If you divide 200 eggs by 365 (the total number of days in a year), you would have about 0.55 eggs per chicken every day. That’s approximately ½ egg per day.
Estimating the Number of Chickens Needed
Family Sized Chicken Farm Egg Calculator
|Number of Chickens||Number of Eggs / Day||Number of Eggs / Week||Number of Eggs / Month||Number of Eggs / Year||Family Size||$ Value = .30 / Egg|
Per Day / Per Week / Per Month / Per Year / Dollar Value
From the already established 0.5 eggs per chicken in a day, if we need 24 eggs per week as estimated before, then 24/7 will give 3.4 eggs per day.

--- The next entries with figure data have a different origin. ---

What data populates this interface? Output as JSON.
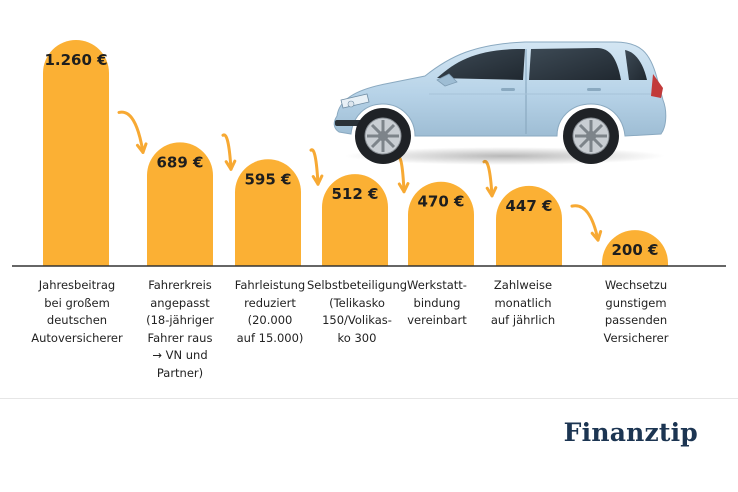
{
  "chart_data": {
    "type": "bar",
    "categories": [
      "Jahresbeitrag\nbei großem\ndeutschen\nAutoversicherer",
      "Fahrerkreis\nangepasst\n(18-jähriger\nFahrer raus\n→ VN und\nPartner)",
      "Fahrleistung\nreduziert\n(20.000\nauf 15.000)",
      "Selbstbeteiligung\n(Telikasko\n150/Volikas-\nko 300",
      "Werkstatt-\nbindung\nvereinbart",
      "Zahlweise\nmonatlich\nauf jährlich",
      "Wechsetzu\ngunstigem\npassenden\nVersicherer"
    ],
    "values": [
      1260,
      689,
      595,
      512,
      470,
      447,
      200
    ],
    "value_labels": [
      "1.260 €",
      "689 €",
      "595 €",
      "512 €",
      "470 €",
      "447 €",
      "200 €"
    ],
    "title": "",
    "xlabel": "",
    "ylabel": "",
    "ylim": [
      0,
      1300
    ],
    "grid": false,
    "legend": "none"
  },
  "colors": {
    "bar": "#fbb034",
    "arrow": "#f7a933",
    "baseline": "#333333",
    "brand": "#1c3552"
  },
  "branding": {
    "name": "Finanztip"
  },
  "icons": [
    "car-illustration",
    "curved-arrow-icon"
  ]
}
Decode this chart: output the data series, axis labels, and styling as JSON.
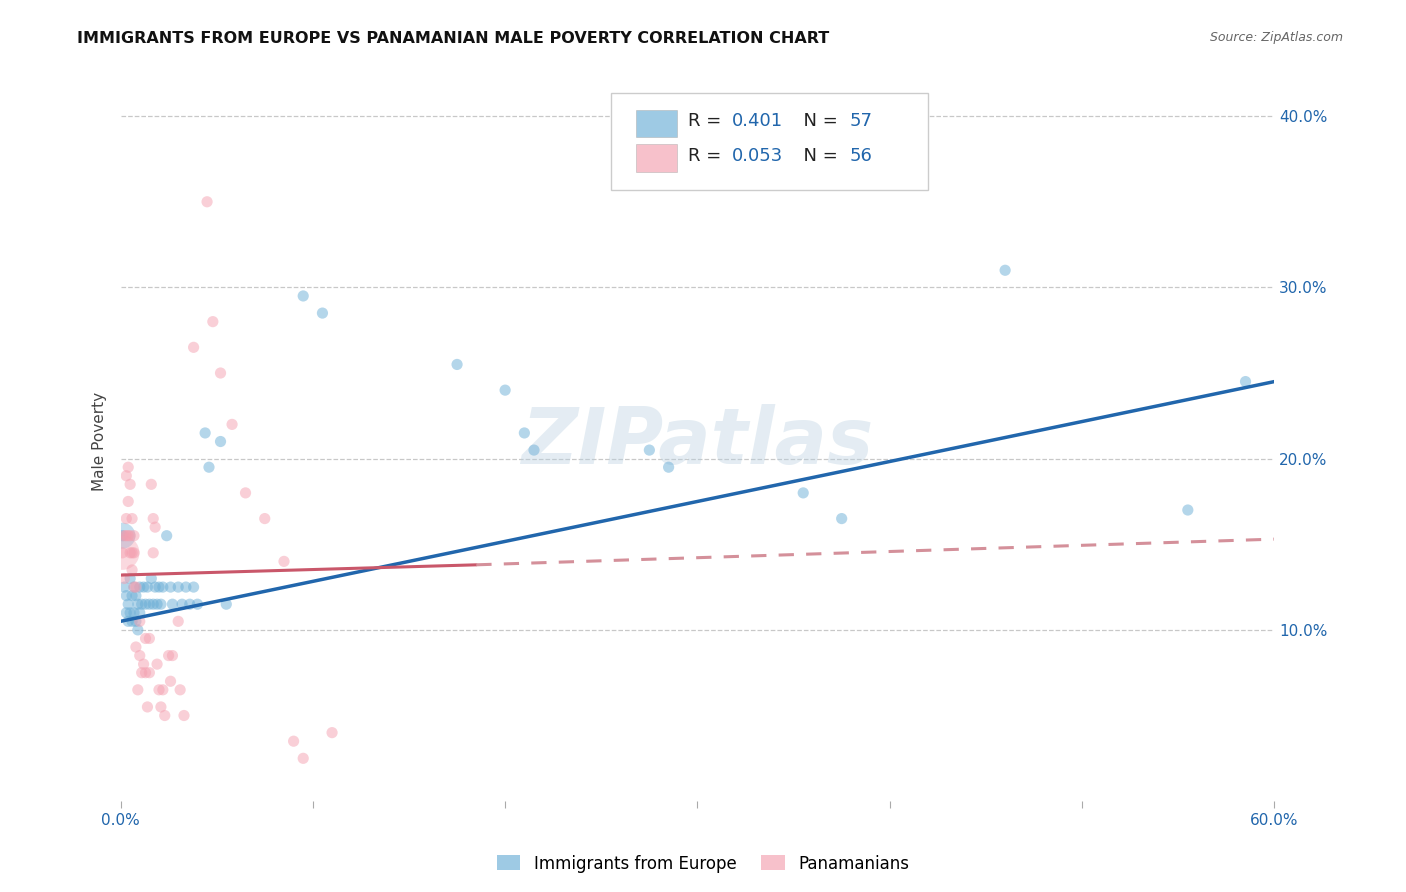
{
  "title": "IMMIGRANTS FROM EUROPE VS PANAMANIAN MALE POVERTY CORRELATION CHART",
  "source": "Source: ZipAtlas.com",
  "ylabel": "Male Poverty",
  "xlim": [
    0.0,
    0.6
  ],
  "ylim": [
    0.0,
    0.42
  ],
  "xticks": [
    0.0,
    0.1,
    0.2,
    0.3,
    0.4,
    0.5,
    0.6
  ],
  "xticklabels": [
    "0.0%",
    "",
    "",
    "",
    "",
    "",
    "60.0%"
  ],
  "yticks_right": [
    0.1,
    0.2,
    0.3,
    0.4
  ],
  "ytick_right_labels": [
    "10.0%",
    "20.0%",
    "30.0%",
    "40.0%"
  ],
  "legend_bottom": [
    "Immigrants from Europe",
    "Panamanians"
  ],
  "blue_color": "#6baed6",
  "pink_color": "#f4a0b0",
  "blue_line_color": "#2166ac",
  "pink_line_color": "#c9576a",
  "pink_line_dashed_color": "#d4909a",
  "watermark": "ZIPatlas",
  "blue_scatter": [
    [
      0.001,
      0.155
    ],
    [
      0.002,
      0.125
    ],
    [
      0.003,
      0.12
    ],
    [
      0.003,
      0.11
    ],
    [
      0.004,
      0.115
    ],
    [
      0.004,
      0.105
    ],
    [
      0.005,
      0.13
    ],
    [
      0.005,
      0.11
    ],
    [
      0.006,
      0.12
    ],
    [
      0.006,
      0.105
    ],
    [
      0.007,
      0.125
    ],
    [
      0.007,
      0.11
    ],
    [
      0.008,
      0.12
    ],
    [
      0.008,
      0.105
    ],
    [
      0.009,
      0.115
    ],
    [
      0.009,
      0.1
    ],
    [
      0.01,
      0.125
    ],
    [
      0.01,
      0.11
    ],
    [
      0.011,
      0.115
    ],
    [
      0.012,
      0.125
    ],
    [
      0.013,
      0.115
    ],
    [
      0.014,
      0.125
    ],
    [
      0.015,
      0.115
    ],
    [
      0.016,
      0.13
    ],
    [
      0.017,
      0.115
    ],
    [
      0.018,
      0.125
    ],
    [
      0.019,
      0.115
    ],
    [
      0.02,
      0.125
    ],
    [
      0.021,
      0.115
    ],
    [
      0.022,
      0.125
    ],
    [
      0.024,
      0.155
    ],
    [
      0.026,
      0.125
    ],
    [
      0.027,
      0.115
    ],
    [
      0.03,
      0.125
    ],
    [
      0.032,
      0.115
    ],
    [
      0.034,
      0.125
    ],
    [
      0.036,
      0.115
    ],
    [
      0.038,
      0.125
    ],
    [
      0.04,
      0.115
    ],
    [
      0.044,
      0.215
    ],
    [
      0.046,
      0.195
    ],
    [
      0.052,
      0.21
    ],
    [
      0.055,
      0.115
    ],
    [
      0.095,
      0.295
    ],
    [
      0.105,
      0.285
    ],
    [
      0.175,
      0.255
    ],
    [
      0.2,
      0.24
    ],
    [
      0.21,
      0.215
    ],
    [
      0.215,
      0.205
    ],
    [
      0.275,
      0.205
    ],
    [
      0.285,
      0.195
    ],
    [
      0.355,
      0.18
    ],
    [
      0.375,
      0.165
    ],
    [
      0.46,
      0.31
    ],
    [
      0.555,
      0.17
    ],
    [
      0.585,
      0.245
    ]
  ],
  "blue_scatter_large": [
    [
      0.001,
      0.155,
      350
    ]
  ],
  "pink_scatter": [
    [
      0.001,
      0.145
    ],
    [
      0.002,
      0.155
    ],
    [
      0.002,
      0.13
    ],
    [
      0.003,
      0.19
    ],
    [
      0.003,
      0.165
    ],
    [
      0.003,
      0.155
    ],
    [
      0.004,
      0.175
    ],
    [
      0.004,
      0.155
    ],
    [
      0.004,
      0.195
    ],
    [
      0.005,
      0.185
    ],
    [
      0.005,
      0.155
    ],
    [
      0.005,
      0.145
    ],
    [
      0.006,
      0.135
    ],
    [
      0.006,
      0.165
    ],
    [
      0.006,
      0.145
    ],
    [
      0.007,
      0.125
    ],
    [
      0.007,
      0.155
    ],
    [
      0.007,
      0.145
    ],
    [
      0.008,
      0.125
    ],
    [
      0.008,
      0.09
    ],
    [
      0.009,
      0.065
    ],
    [
      0.01,
      0.105
    ],
    [
      0.01,
      0.085
    ],
    [
      0.011,
      0.075
    ],
    [
      0.012,
      0.08
    ],
    [
      0.013,
      0.095
    ],
    [
      0.013,
      0.075
    ],
    [
      0.014,
      0.055
    ],
    [
      0.015,
      0.095
    ],
    [
      0.015,
      0.075
    ],
    [
      0.016,
      0.185
    ],
    [
      0.017,
      0.165
    ],
    [
      0.017,
      0.145
    ],
    [
      0.018,
      0.16
    ],
    [
      0.019,
      0.08
    ],
    [
      0.02,
      0.065
    ],
    [
      0.021,
      0.055
    ],
    [
      0.022,
      0.065
    ],
    [
      0.023,
      0.05
    ],
    [
      0.025,
      0.085
    ],
    [
      0.026,
      0.07
    ],
    [
      0.027,
      0.085
    ],
    [
      0.03,
      0.105
    ],
    [
      0.031,
      0.065
    ],
    [
      0.033,
      0.05
    ],
    [
      0.038,
      0.265
    ],
    [
      0.045,
      0.35
    ],
    [
      0.048,
      0.28
    ],
    [
      0.052,
      0.25
    ],
    [
      0.058,
      0.22
    ],
    [
      0.065,
      0.18
    ],
    [
      0.075,
      0.165
    ],
    [
      0.085,
      0.14
    ],
    [
      0.09,
      0.035
    ],
    [
      0.095,
      0.025
    ],
    [
      0.11,
      0.04
    ]
  ],
  "pink_scatter_large": [
    [
      0.001,
      0.145,
      600
    ]
  ],
  "blue_trendline": [
    [
      0.0,
      0.105
    ],
    [
      0.6,
      0.245
    ]
  ],
  "pink_trendline_solid": [
    [
      0.0,
      0.132
    ],
    [
      0.185,
      0.138
    ]
  ],
  "pink_trendline_dashed": [
    [
      0.185,
      0.138
    ],
    [
      0.6,
      0.153
    ]
  ]
}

Therefore, to get the number of chickens that will produce 24 eggs a week, you divide the total number of eggs needed in a day by the number of eggs per chicken, i.e., 3.4/0.5=6.8, approximately 7.
Therefore, for 24 eggs in a week, we would need about seven chickens. From the above calculation, a family that approximately consumes 24 eggs in a week would need about seven hens. Sometimes, you might get more than the estimated 24 eggs, sometimes reverse might be the case.
This increase or decrease in the number of eggs may as well be due to weather or shorter day length during winter. Although, you won’t be far from your target.
The family-sized poultry farm has become enormously popular. Chickens are very charming and also the benefit of getting fresh and healthy meat cannot be overemphasized. Farm-Fresh eggs are second to none, nothing beats it.
When you consider the number of eggs your family consumes on a weekly basis and you discovered you will need extra eggs for baking or making egg-filled recipes, you can then use the above calculation to determine the total number of hens you will be needing in your family-sized poultry farm.
About seven to nine is enough for any family. A good laying hen will bless you with about six eggs per week, with seven to nine hens you will get a whole lot of egg littered all around. Your neighbors won’t even be left out in enjoying those farm fresh eggs. In summary, if you have decided to raise chickens and are now trying to decide on a chicken coop.
Choose carefully so that you can have a happy, healthy, and productive chicken that will lay lots of eggs. Take your time and make an informed decision. There are lots of resources online that can help you decide on a set of chicken coop plans. If you make a good decision you will enjoy happy and productive chickens for the whole family.